There is a body of research that explores the capabilities and limits of LLMs in mathematics. A recent study by researchers at several universities found ChatGPT to perform below an average mathematics graduate student. And a separate study by NYU professor Ernest Davis found that LLMs fail on very simple mathematical problems posed in natural language.

These studies help us better understand the problem-solving gap between humans and deep neural networks. Humans and LLMs might reach the same result on certain mathematical problems, but their methods differ. And this can prove to be critical when it comes to entrusting LLMs (and other deep learning models) with tasks that require planning and reasoning.

ChatGPT struggles with advanced math

math spiral patterns

Mathematics underpins many quantitative domains of knowledge, such as engineering and social sciences. However, non-mathematicians working in these domains might turn to ChatGPT to answer mathematical questions.

“Because ChatGPT always phrases its answers with a high degree of confidence, this group of people might have difficulties telling correct mathematics apart from incorrect mathematical reasoning, which might lead to a bad decision being taken further down the line, since they rely on faulty mathematics,” Simon Frieder, machine learning researcher at Oxford University, said to TechTalks. “Therefore, it is important to inform these groups of the limits of ChatGPT, so that no undue confidence is placed on the usage of ChatGPT.”

Frieder is the co-author of a recent paper that explores ChatGPT’s capacity to emulate the skills required for professional mathematics. The authors have assembled a dataset called GHOSTS, composed of problems in a range of areas including answering computational questions, completing mathematical proofs, solving problems posed in mathematical Olympiads, and searching through math literature.

The problems were pulled from several sources, including graduate-level textbooks, other mathematical datasets, and knowledge corpora.

Their findings show that ChatGPT performs under passing grade on most tasks. In some tasks, it makes progress to a point. For example, on grad-text questions, the researchers note that ChatGPT “never failed to understand a query” (some may argue whether “understand” is the correct term to use for an LLM) but produces faulty answers. Frieder said that ChatGPT fails particularly egregiously on problems that “require ingenious proofs” such as questions from Olympiads.

And it also showed very poor numerical abilities. “Even computing simple integrals (antiderivatives) can be difficult, since ChatGPT often gets the general structure of the antiderivative right, but misses the precise constant,” Frieder said.

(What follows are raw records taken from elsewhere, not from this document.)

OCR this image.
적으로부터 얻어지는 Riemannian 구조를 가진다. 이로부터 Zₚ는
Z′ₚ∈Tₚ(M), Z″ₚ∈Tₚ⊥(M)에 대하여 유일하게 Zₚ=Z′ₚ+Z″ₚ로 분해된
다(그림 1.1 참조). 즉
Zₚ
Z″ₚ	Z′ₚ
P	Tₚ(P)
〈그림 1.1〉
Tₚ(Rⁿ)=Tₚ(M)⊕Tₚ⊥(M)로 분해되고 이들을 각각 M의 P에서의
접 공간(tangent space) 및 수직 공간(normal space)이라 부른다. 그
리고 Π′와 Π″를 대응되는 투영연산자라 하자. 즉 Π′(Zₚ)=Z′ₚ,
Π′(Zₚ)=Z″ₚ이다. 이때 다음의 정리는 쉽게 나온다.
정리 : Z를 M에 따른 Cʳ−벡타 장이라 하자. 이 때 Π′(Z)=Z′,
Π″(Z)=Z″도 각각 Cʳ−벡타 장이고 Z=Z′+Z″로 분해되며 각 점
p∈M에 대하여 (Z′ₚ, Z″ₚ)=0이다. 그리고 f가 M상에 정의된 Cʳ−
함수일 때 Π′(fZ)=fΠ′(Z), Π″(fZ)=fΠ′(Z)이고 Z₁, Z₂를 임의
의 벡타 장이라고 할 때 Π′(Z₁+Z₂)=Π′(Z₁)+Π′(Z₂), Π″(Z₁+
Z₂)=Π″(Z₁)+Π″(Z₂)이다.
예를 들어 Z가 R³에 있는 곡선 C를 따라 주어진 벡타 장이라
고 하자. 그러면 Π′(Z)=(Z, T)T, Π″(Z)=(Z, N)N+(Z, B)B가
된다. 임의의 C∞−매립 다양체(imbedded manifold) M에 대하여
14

One of the interesting findings of the paper is the mismatch between different levels of problem-solving. For example, in holes-in-proofs problems, the researchers found that ChatGPT often “executes complicated symbolic tasks with ease” but on many occasions, it “fails on basic arithmetic or basic rearranging.”

ChatGPT math skills
ChatGPT math skills

“There is no domain of mathematics on which you can fully trust ChatGPT’s output (this is also true beyond mathematics, due to the stochastic nature of language models),” Frieder said. “This is a general limitation of language models, that there are no rigorous approaches to guarantee correctness of output, of which ChatGPT also suffers.”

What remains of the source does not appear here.